If you do not think you owe this money, it is sensible to demand proof of the debt before you take any other steps. The collector may not be able to verify your debt, in particular if you have already paid the debt or if it mistakenly belongs to someone else. It would make things far simpler to have the collection account taken off of your credit reports if this is the case. 

After you have your proof of debt, you can still file a dispute with the individual credit reporting bureaus if you feel there is an error. Any official disputes that you file you must do one by one with every credit bureau, generally through their website is much faster in resolution. 

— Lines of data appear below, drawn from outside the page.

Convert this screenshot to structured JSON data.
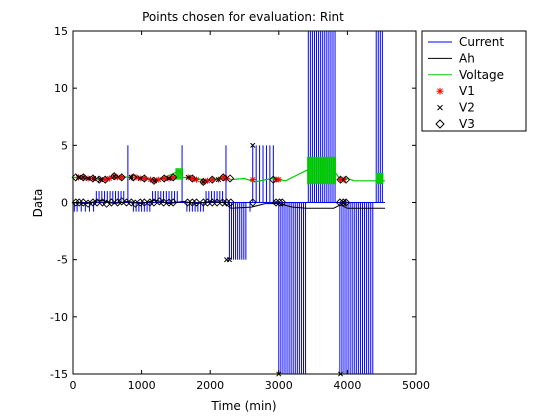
{
  "chart_data": {
    "type": "line",
    "title": "Points chosen for evaluation: Rint",
    "xlabel": "Time (min)",
    "ylabel": "Data",
    "xlim": [
      0,
      5000
    ],
    "ylim": [
      -15,
      15
    ],
    "xticks": [
      0,
      1000,
      2000,
      3000,
      4000,
      5000
    ],
    "yticks": [
      -15,
      -10,
      -5,
      0,
      5,
      10,
      15
    ],
    "grid": false,
    "legend_position": "top-right outside",
    "series": [
      {
        "name": "Current",
        "color": "#0000ff",
        "style": "spiky line",
        "baseline": [
          [
            0,
            0
          ],
          [
            4550,
            0
          ]
        ],
        "spikes": [
          {
            "x": 20,
            "y": -0.8
          },
          {
            "x": 60,
            "y": -0.8
          },
          {
            "x": 120,
            "y": -0.8
          },
          {
            "x": 180,
            "y": -0.8
          },
          {
            "x": 240,
            "y": -0.8
          },
          {
            "x": 300,
            "y": -0.8
          },
          {
            "x": 340,
            "y": 1
          },
          {
            "x": 380,
            "y": 1
          },
          {
            "x": 420,
            "y": 1
          },
          {
            "x": 460,
            "y": 1
          },
          {
            "x": 500,
            "y": 1
          },
          {
            "x": 540,
            "y": 1
          },
          {
            "x": 580,
            "y": 1
          },
          {
            "x": 620,
            "y": 1
          },
          {
            "x": 660,
            "y": 1
          },
          {
            "x": 700,
            "y": 1
          },
          {
            "x": 740,
            "y": 1
          },
          {
            "x": 800,
            "y": 5
          },
          {
            "x": 880,
            "y": -0.8
          },
          {
            "x": 920,
            "y": -0.8
          },
          {
            "x": 960,
            "y": -0.8
          },
          {
            "x": 1000,
            "y": -0.8
          },
          {
            "x": 1040,
            "y": -0.8
          },
          {
            "x": 1080,
            "y": -0.8
          },
          {
            "x": 1120,
            "y": -0.8
          },
          {
            "x": 1160,
            "y": 1
          },
          {
            "x": 1200,
            "y": 1
          },
          {
            "x": 1240,
            "y": 1
          },
          {
            "x": 1280,
            "y": 1
          },
          {
            "x": 1320,
            "y": 1
          },
          {
            "x": 1360,
            "y": 1
          },
          {
            "x": 1400,
            "y": 1
          },
          {
            "x": 1440,
            "y": 1
          },
          {
            "x": 1480,
            "y": 1
          },
          {
            "x": 1520,
            "y": 1
          },
          {
            "x": 1590,
            "y": 5
          },
          {
            "x": 1660,
            "y": -0.8
          },
          {
            "x": 1700,
            "y": -0.8
          },
          {
            "x": 1740,
            "y": -0.8
          },
          {
            "x": 1780,
            "y": -0.8
          },
          {
            "x": 1820,
            "y": -0.8
          },
          {
            "x": 1860,
            "y": -0.8
          },
          {
            "x": 1900,
            "y": -0.8
          },
          {
            "x": 1940,
            "y": 1
          },
          {
            "x": 1980,
            "y": 1
          },
          {
            "x": 2020,
            "y": 1
          },
          {
            "x": 2060,
            "y": 1
          },
          {
            "x": 2100,
            "y": 1
          },
          {
            "x": 2140,
            "y": 1
          },
          {
            "x": 2180,
            "y": 1
          },
          {
            "x": 2230,
            "y": 5
          },
          {
            "x": 2280,
            "y": -5
          },
          {
            "x": 2310,
            "y": -5
          },
          {
            "x": 2340,
            "y": -5
          },
          {
            "x": 2370,
            "y": -5
          },
          {
            "x": 2400,
            "y": -5
          },
          {
            "x": 2430,
            "y": -5
          },
          {
            "x": 2460,
            "y": -5
          },
          {
            "x": 2490,
            "y": -5
          },
          {
            "x": 2520,
            "y": -5
          },
          {
            "x": 2580,
            "y": -0.8
          },
          {
            "x": 2620,
            "y": 5
          },
          {
            "x": 2670,
            "y": 5
          },
          {
            "x": 2720,
            "y": 5
          },
          {
            "x": 2770,
            "y": 5
          },
          {
            "x": 2820,
            "y": 5
          },
          {
            "x": 2870,
            "y": 5
          },
          {
            "x": 2920,
            "y": 5
          },
          {
            "x": 3000,
            "y": -15
          },
          {
            "x": 3030,
            "y": -15
          },
          {
            "x": 3060,
            "y": -15
          },
          {
            "x": 3090,
            "y": -15
          },
          {
            "x": 3120,
            "y": -15
          },
          {
            "x": 3150,
            "y": -15
          },
          {
            "x": 3180,
            "y": -15
          },
          {
            "x": 3210,
            "y": -15
          },
          {
            "x": 3240,
            "y": -15
          },
          {
            "x": 3270,
            "y": -15
          },
          {
            "x": 3300,
            "y": -15
          },
          {
            "x": 3330,
            "y": -15
          },
          {
            "x": 3360,
            "y": -15
          },
          {
            "x": 3390,
            "y": -15
          },
          {
            "x": 3430,
            "y": 15
          },
          {
            "x": 3460,
            "y": 15
          },
          {
            "x": 3490,
            "y": 15
          },
          {
            "x": 3520,
            "y": 15
          },
          {
            "x": 3550,
            "y": 15
          },
          {
            "x": 3580,
            "y": 15
          },
          {
            "x": 3610,
            "y": 15
          },
          {
            "x": 3640,
            "y": 15
          },
          {
            "x": 3670,
            "y": 15
          },
          {
            "x": 3700,
            "y": 15
          },
          {
            "x": 3730,
            "y": 15
          },
          {
            "x": 3760,
            "y": 15
          },
          {
            "x": 3790,
            "y": 15
          },
          {
            "x": 3820,
            "y": 15
          },
          {
            "x": 3890,
            "y": -15
          },
          {
            "x": 3920,
            "y": -15
          },
          {
            "x": 3950,
            "y": -15
          },
          {
            "x": 3980,
            "y": -15
          },
          {
            "x": 4010,
            "y": -15
          },
          {
            "x": 4040,
            "y": -15
          },
          {
            "x": 4070,
            "y": -15
          },
          {
            "x": 4100,
            "y": -15
          },
          {
            "x": 4130,
            "y": -15
          },
          {
            "x": 4160,
            "y": -15
          },
          {
            "x": 4190,
            "y": -15
          },
          {
            "x": 4220,
            "y": -15
          },
          {
            "x": 4250,
            "y": -15
          },
          {
            "x": 4280,
            "y": -15
          },
          {
            "x": 4310,
            "y": -15
          },
          {
            "x": 4340,
            "y": -15
          },
          {
            "x": 4370,
            "y": -15
          },
          {
            "x": 4420,
            "y": 15
          },
          {
            "x": 4450,
            "y": 15
          },
          {
            "x": 4480,
            "y": 15
          },
          {
            "x": 4510,
            "y": 15
          }
        ]
      },
      {
        "name": "Ah",
        "color": "#000000",
        "style": "line",
        "points": [
          [
            0,
            0
          ],
          [
            200,
            -0.1
          ],
          [
            400,
            0.2
          ],
          [
            600,
            -0.1
          ],
          [
            800,
            0.1
          ],
          [
            1000,
            -0.1
          ],
          [
            1200,
            0.2
          ],
          [
            1400,
            -0.1
          ],
          [
            1600,
            0.1
          ],
          [
            1800,
            -0.1
          ],
          [
            2000,
            0.1
          ],
          [
            2200,
            0
          ],
          [
            2300,
            -0.5
          ],
          [
            2600,
            -0.4
          ],
          [
            2800,
            -0.1
          ],
          [
            3000,
            -0.1
          ],
          [
            3200,
            -0.4
          ],
          [
            3400,
            -0.5
          ],
          [
            3800,
            -0.5
          ],
          [
            3900,
            -0.2
          ],
          [
            4000,
            -0.5
          ],
          [
            4400,
            -0.5
          ],
          [
            4550,
            -0.5
          ]
        ]
      },
      {
        "name": "Voltage",
        "color": "#00cc00",
        "style": "band",
        "points": [
          [
            0,
            2.2
          ],
          [
            300,
            2.1
          ],
          [
            500,
            2.0
          ],
          [
            700,
            2.3
          ],
          [
            800,
            2.2
          ],
          [
            1000,
            2.2
          ],
          [
            1200,
            1.9
          ],
          [
            1450,
            2.5
          ],
          [
            1550,
            2.8
          ],
          [
            1600,
            2.2
          ],
          [
            1800,
            2.1
          ],
          [
            2000,
            1.9
          ],
          [
            2200,
            2.3
          ],
          [
            2300,
            2.0
          ],
          [
            2500,
            2.1
          ],
          [
            2650,
            1.8
          ],
          [
            2900,
            2.1
          ],
          [
            3000,
            2.0
          ],
          [
            3100,
            1.9
          ],
          [
            3400,
            2.8
          ],
          [
            3800,
            2.8
          ],
          [
            3900,
            2.0
          ],
          [
            4000,
            2.1
          ],
          [
            4100,
            1.9
          ],
          [
            4550,
            1.9
          ]
        ],
        "noisy_ranges": [
          {
            "x0": 3420,
            "x1": 3830,
            "ylo": 1.6,
            "yhi": 4.0
          },
          {
            "x0": 4420,
            "x1": 4530,
            "ylo": 1.6,
            "yhi": 2.6
          },
          {
            "x0": 1500,
            "x1": 1600,
            "ylo": 2.0,
            "yhi": 3.0
          }
        ]
      },
      {
        "name": "V1",
        "color": "#ff0000",
        "marker": "asterisk",
        "points": [
          [
            80,
            2.2
          ],
          [
            150,
            2.2
          ],
          [
            220,
            2.1
          ],
          [
            300,
            2.1
          ],
          [
            400,
            2.0
          ],
          [
            470,
            2.0
          ],
          [
            530,
            2.1
          ],
          [
            600,
            2.3
          ],
          [
            650,
            2.2
          ],
          [
            710,
            2.2
          ],
          [
            850,
            2.2
          ],
          [
            920,
            2.2
          ],
          [
            980,
            2.1
          ],
          [
            1040,
            2.1
          ],
          [
            1130,
            2.0
          ],
          [
            1190,
            1.9
          ],
          [
            1250,
            2.0
          ],
          [
            1330,
            2.1
          ],
          [
            1400,
            2.1
          ],
          [
            1460,
            2.2
          ],
          [
            1680,
            2.2
          ],
          [
            1740,
            2.1
          ],
          [
            1800,
            2.0
          ],
          [
            1900,
            1.8
          ],
          [
            1960,
            1.9
          ],
          [
            2030,
            2.0
          ],
          [
            2120,
            2.0
          ],
          [
            2190,
            2.2
          ],
          [
            2240,
            2.1
          ],
          [
            2620,
            2.0
          ],
          [
            2960,
            2.0
          ],
          [
            3000,
            2.0
          ],
          [
            3900,
            2.0
          ],
          [
            3950,
            2.0
          ]
        ]
      },
      {
        "name": "V2",
        "color": "#000000",
        "marker": "x",
        "points": [
          [
            80,
            2.2
          ],
          [
            150,
            2.2
          ],
          [
            220,
            2.1
          ],
          [
            300,
            2.1
          ],
          [
            400,
            2.0
          ],
          [
            600,
            2.3
          ],
          [
            850,
            2.2
          ],
          [
            980,
            2.1
          ],
          [
            1190,
            1.9
          ],
          [
            1400,
            2.1
          ],
          [
            1680,
            2.2
          ],
          [
            1900,
            1.8
          ],
          [
            2120,
            2.0
          ],
          [
            2240,
            -5.0
          ],
          [
            2280,
            -5.0
          ],
          [
            2620,
            5.0
          ],
          [
            2960,
            0.0
          ],
          [
            3000,
            -15.0
          ],
          [
            3900,
            -15.0
          ],
          [
            3950,
            0.0
          ]
        ]
      },
      {
        "name": "V3",
        "color": "#000000",
        "marker": "diamond",
        "points": [
          [
            40,
            0.0
          ],
          [
            90,
            0.0
          ],
          [
            150,
            0.0
          ],
          [
            220,
            -0.1
          ],
          [
            290,
            0.0
          ],
          [
            350,
            0.0
          ],
          [
            430,
            0.0
          ],
          [
            490,
            -0.1
          ],
          [
            560,
            0.0
          ],
          [
            650,
            0.0
          ],
          [
            710,
            0.1
          ],
          [
            780,
            0.0
          ],
          [
            850,
            0.0
          ],
          [
            910,
            -0.1
          ],
          [
            980,
            0.0
          ],
          [
            1040,
            0.0
          ],
          [
            1120,
            0.0
          ],
          [
            1180,
            0.0
          ],
          [
            1260,
            0.1
          ],
          [
            1320,
            0.0
          ],
          [
            1400,
            0.0
          ],
          [
            1460,
            0.0
          ],
          [
            1670,
            0.0
          ],
          [
            1740,
            0.0
          ],
          [
            1800,
            0.0
          ],
          [
            1900,
            0.0
          ],
          [
            1960,
            0.0
          ],
          [
            2030,
            0.0
          ],
          [
            2100,
            0.0
          ],
          [
            2180,
            0.0
          ],
          [
            2240,
            0.0
          ],
          [
            2300,
            0.0
          ],
          [
            2620,
            0.0
          ],
          [
            2960,
            0.0
          ],
          [
            3010,
            0.0
          ],
          [
            3050,
            0.0
          ],
          [
            3890,
            0.0
          ],
          [
            3940,
            0.0
          ],
          [
            3980,
            0.0
          ],
          [
            40,
            2.2
          ],
          [
            150,
            2.2
          ],
          [
            290,
            2.1
          ],
          [
            380,
            2.0
          ],
          [
            470,
            2.0
          ],
          [
            600,
            2.3
          ],
          [
            710,
            2.2
          ],
          [
            880,
            2.2
          ],
          [
            1040,
            2.1
          ],
          [
            1180,
            1.9
          ],
          [
            1330,
            2.1
          ],
          [
            1460,
            2.2
          ],
          [
            1740,
            2.1
          ],
          [
            1900,
            1.8
          ],
          [
            2030,
            2.0
          ],
          [
            2190,
            2.2
          ],
          [
            2290,
            2.1
          ],
          [
            2920,
            2.0
          ],
          [
            3900,
            2.0
          ],
          [
            3980,
            2.0
          ]
        ]
      }
    ]
  }
}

If you have already paid off this debt but it is still illegally contained on your personal credit reports, you should send in documentation showing the payment in full. You could have payment records from the doctor or hospital to include, or a credit card statement or bank statement for proof of form of payment. 

The credit bureaus have a month to resolve your issue and respond. 

Finally, you should be intimately acquainted with the statute of limitations regarding your medical debts in question. It may be that they will fall off of your credit reports soon enough that you do not need to worry about them. Your legal liability is also limited by the statutes of limitations. Collectors may still trouble you, but they will no longer have the ability to sue you or file judgments past that point. 

Be careful about making even small payments on a time limited debt. This can cause it to be revived in some states, which resets the appropriate statute of limitations. 

It may be that you actually do not have the money to pay the medical bills. In this case, it is always possible to arrange for a settlement with the debt collector. You would consent to paying a more reasonable amount that you can afford in exchange for them marking the account as settled and ceasing future collection efforts to recover the debt.